Safety infrastructure in the home and safety infrastructure at work both have the same goal – protecting you. Nevertheless, it is often curious just how much the two can differ. Safety in the workplace typically has to deal with different hazards, protect more people and, in turn, conform to all manner of legal regulations.
You can think of it this way: it is highly unlikely that an accident in the home will result in a lawsuit. In the case of safety negligence in the workplace however, this is exactly what can happen. For this reason, places of work often feature all sorts of safety installations. This can range from general essentials like fire alarms right down to specifics like the asset labels, which the more meticulous among us would like to cover every item of workplace equipment with.
The home is somewhat different. It is a place of comfort and of relaxation, the type of space you do not want covered with hazard signage and fire equipment. Yet, in precisely this area (fire safety), negligence in the home can be every bit as lethal as negligence in the workplace.
Indeed, the sad fact is that fires breaking out in homes far outnumber those that break out in places of work (although workplace fires are typically more severe). So what’s the solution? Do you need to do your home up like a safety-checked office in order to avoid flaming curtains bringing the house down? Of course not. The home is and can remain a place of comfort, but there are a few tips you can follow to massively reduce the chances of a house fire.
Combining the aesthetic concerns of a home with a robust fire safety infrastructure is actually a balance that has long since been struck, and with much success. It is perfectly possible to have a fire safety infrastructure that is at once effective and discreet.
And with fire safety being a major area of technological innovation, new products and technologies are only making that even easier. Read on then for a list of helpful tips and products that can ensure a home stays both beautiful and fire safe. You can have your cake and eat it too.
Smoke Alarms and Heat Detectors
Smoke alarms and heat detectors are a ubiquitous item of fire safety that doesn’t seem to be going anywhere any time soon. The relevant data shows that the vast majority of house fires start when people are cooking and therefore also occur most commonly in the kitchen. Smoke and heat alarms are thankfully not the most intrusive of devices and can actually be installed with success in a discrete location within the home. Nevertheless, they are less discrete when it comes to the noise they make, and this can actually turn out to be a major problem.
Seeing as there is simply no getting rid of the noise that smoke or heat alarms make (there’s not much point in a quiet alarm), the problem revolves around sensitivity and how to stop them going off when there isn’t actually a fire. For a long time, it was actually over- (and not under-) sensitivity that made for a serious safety hazard. Tired of alarms being triggered by everything from cigarette smoke to the heat from cooking, people would often disconnect their alarms entirely, which is of course incredibly hazardous.
Thankfully, it is now possible to purchase much more advanced smoke alarms that can actually detect smoke particle size.
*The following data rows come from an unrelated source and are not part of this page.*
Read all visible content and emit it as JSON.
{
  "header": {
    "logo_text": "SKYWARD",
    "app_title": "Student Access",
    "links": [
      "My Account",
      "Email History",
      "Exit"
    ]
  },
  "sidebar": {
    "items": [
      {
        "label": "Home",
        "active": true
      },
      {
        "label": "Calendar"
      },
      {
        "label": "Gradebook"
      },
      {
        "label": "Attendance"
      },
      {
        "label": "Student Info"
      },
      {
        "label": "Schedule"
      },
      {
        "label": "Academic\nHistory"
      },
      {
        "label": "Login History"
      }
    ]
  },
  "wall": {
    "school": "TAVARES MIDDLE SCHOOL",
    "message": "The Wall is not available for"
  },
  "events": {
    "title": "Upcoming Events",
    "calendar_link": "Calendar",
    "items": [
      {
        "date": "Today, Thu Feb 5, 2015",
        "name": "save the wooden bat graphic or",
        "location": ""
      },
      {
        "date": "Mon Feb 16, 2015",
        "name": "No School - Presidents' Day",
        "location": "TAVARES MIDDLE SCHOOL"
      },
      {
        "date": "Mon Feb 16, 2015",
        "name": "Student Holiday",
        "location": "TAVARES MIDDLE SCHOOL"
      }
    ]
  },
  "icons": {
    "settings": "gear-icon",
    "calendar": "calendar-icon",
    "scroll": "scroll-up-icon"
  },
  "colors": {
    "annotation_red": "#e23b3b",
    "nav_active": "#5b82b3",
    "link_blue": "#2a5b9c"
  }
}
This allows for the alarm to distinguish between hazardous and non-hazardous smoke. If you want an unobtrusive yet effective fire safety device in your home, buying one of these next-generation smoke or heat alarms is the obvious choice.
Arrange a Fire Safety Home Visit
Nearly all fire services operate some sort of home visit scheme, which are designed to ascertain whether a property meets national fire safety standards or if changes need to be made to ensure that everything is up to scratch. The great thing about this (very often free) service is that it provides a means of checking whether your home is actually safe, something that can be very useful if you’ve been trying to arrange your fire safety infrastructure with home aesthetics in mind and would like to do just enough and no more.
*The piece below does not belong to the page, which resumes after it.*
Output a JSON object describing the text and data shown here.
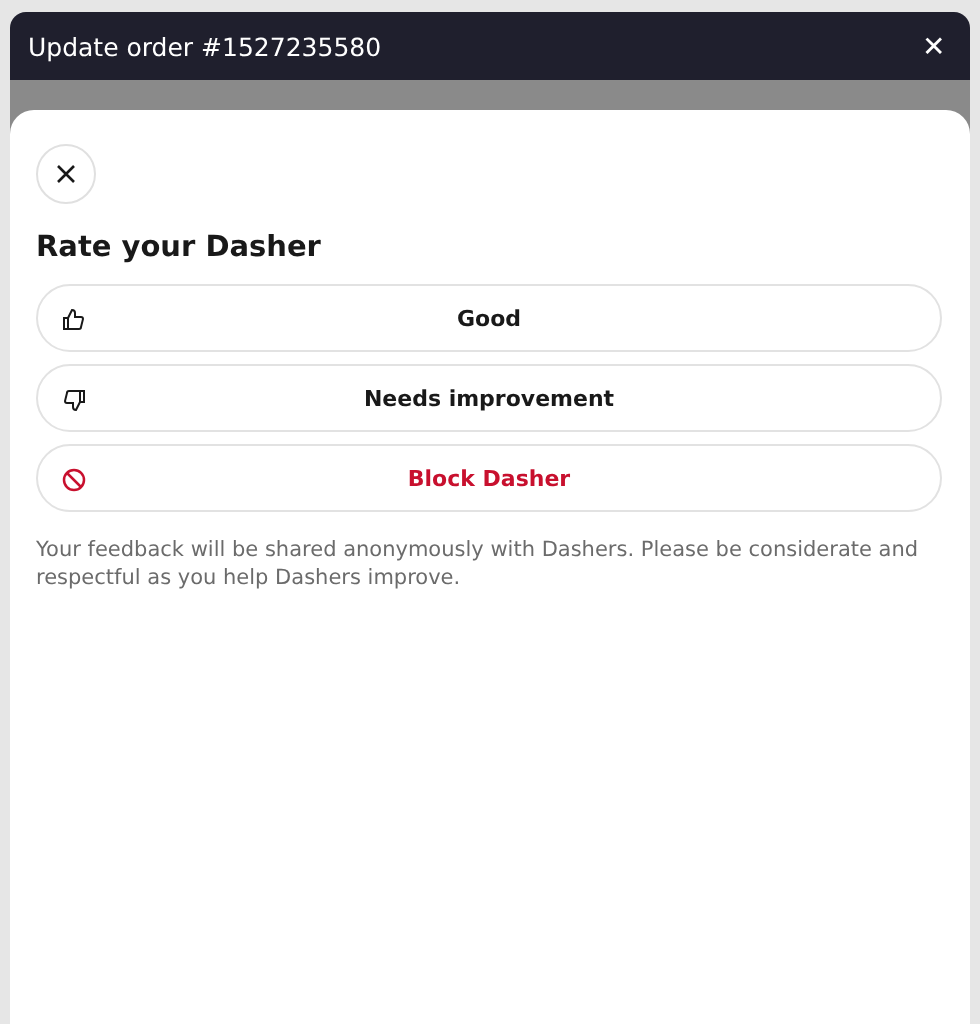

And in the event that your home does not meet standards, you can be advised on precisely what is needed in order for it to do so. This allows you to properly plan how to integrate your home fire safety infrastructure into your home while maintaining the comforts and aesthetic concerns that you require. It is simply a case of knowing what is needed; a fire safety home visit will give you that information.
High Tech Solutions
We have already mentioned how the advance of fire safety technology has allowed the humble fire and heat alarm to become more of a (sonically) discrete appliance. It should be no surprise then that new technology in fact offers all sorts of home fire safety solutions, some of which are to come, some of which are a reality now.
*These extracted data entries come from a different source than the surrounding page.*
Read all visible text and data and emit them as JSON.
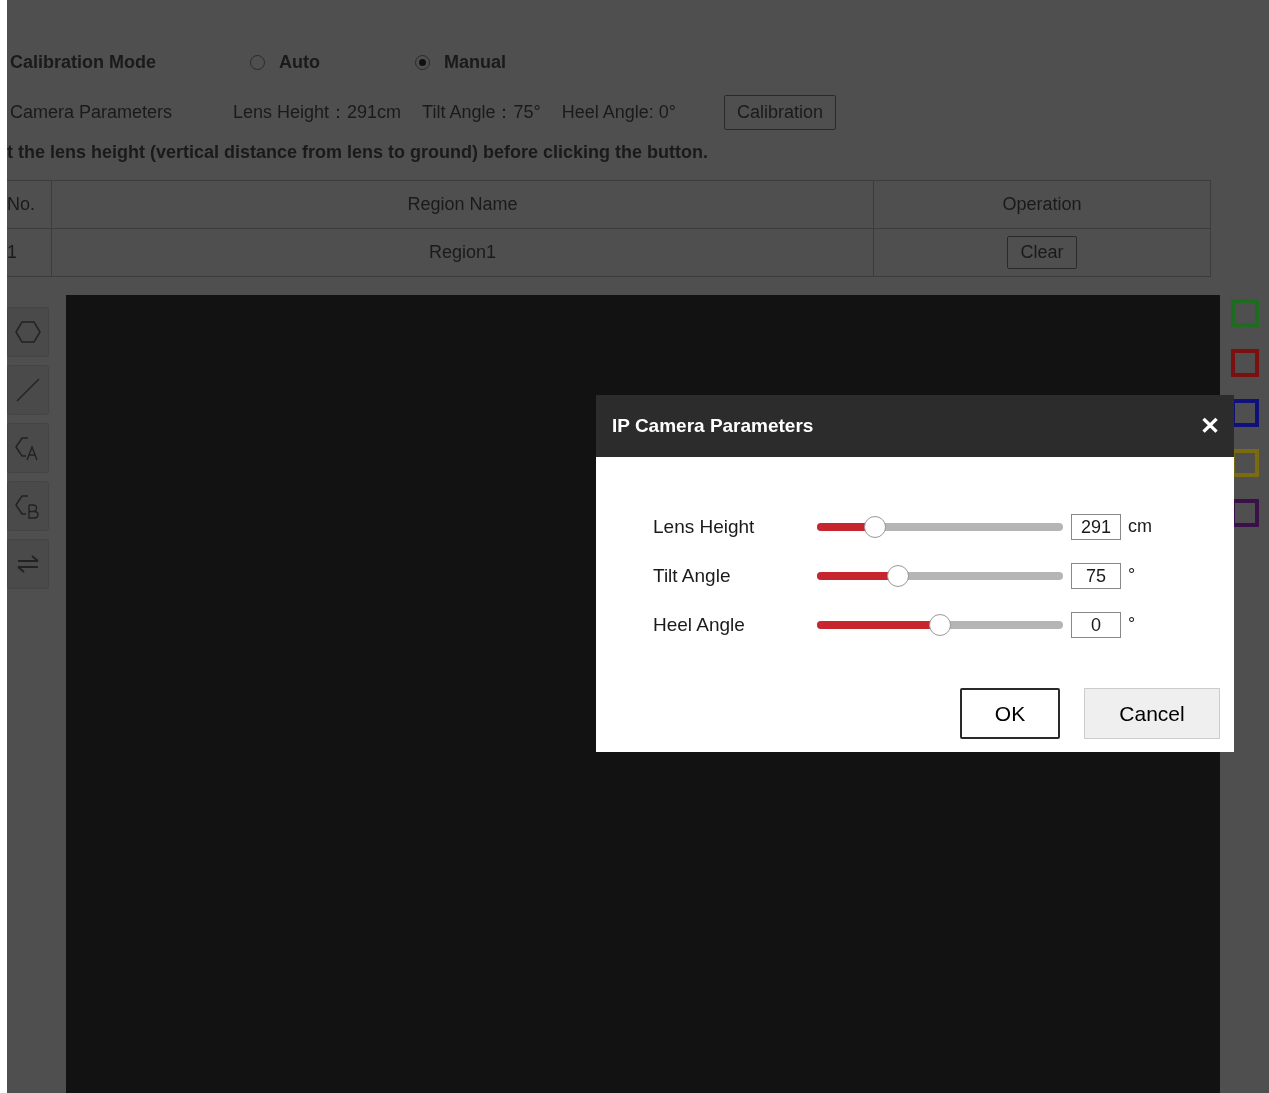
{
  "calibration_mode": {
    "label": "Calibration Mode",
    "options": [
      {
        "label": "Auto",
        "selected": false
      },
      {
        "label": "Manual",
        "selected": true
      }
    ]
  },
  "camera_parameters": {
    "label": "Camera Parameters",
    "lens_height": "Lens Height：291cm",
    "tilt_angle": "Tilt Angle：75°",
    "heel_angle": "Heel Angle: 0°",
    "button": "Calibration"
  },
  "hint": "t the lens height (vertical distance from lens to ground) before clicking the button.",
  "table": {
    "columns": [
      "No.",
      "Region Name",
      "Operation"
    ],
    "rows": [
      {
        "no": "1",
        "name": "Region1",
        "button": "Clear"
      }
    ]
  },
  "tools": [
    {
      "kind": "polygon"
    },
    {
      "kind": "line"
    },
    {
      "kind": "polygon-a"
    },
    {
      "kind": "polygon-b"
    },
    {
      "kind": "swap"
    }
  ],
  "color_swatches": [
    {
      "color": "#1f6b1f"
    },
    {
      "color": "#7a1010"
    },
    {
      "color": "#10107a"
    },
    {
      "color": "#7a6a10"
    },
    {
      "color": "#3a1048"
    }
  ],
  "dialog": {
    "title": "IP Camera Parameters",
    "close": "✕",
    "params": [
      {
        "label": "Lens Height",
        "level": 0.235,
        "value": "291",
        "unit": "cm"
      },
      {
        "label": "Tilt Angle",
        "level": 0.33,
        "value": "75",
        "unit": "°"
      },
      {
        "label": "Heel Angle",
        "level": 0.5,
        "value": "0",
        "unit": "°"
      }
    ],
    "ok": "OK",
    "cancel": "Cancel"
  }
}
Whatever various technologies – from mist sprinklers to alarms that can contact the fire service automatically – are set to become commonplace, it cannot be too long before the “smart building” unites them all in a unique fire safety package. Smart buildings are a concept derived from the much-touted Internet of Things (IoT). The IoT involves the integration of home appliances (which could include fire safety devices) across the internet, connecting them also to an advanced data collecting sensor system.
When various fire safety devices are connected in such a way, it becomes possible for a fire to be tackled automatically, comprehensively and – ultimately – more efficiently. It could work like this: heat sensors could be used to collect data that ascertains both the intensity and location of a fire. This could in turn activate a sprinkler system in only the area where the fire is spreading. Such a combination of technological integration and data collection could also see fire doors automatically closed to contain fires, as well as detailed information about a fire and the building sent to fire service so they know what they are dealing with before they even arrive.
The future certainly looks promising for those who wish to maximise the fire safety provided within their home without making the place look like a hazard-strewn place of work. Things are only moving one way.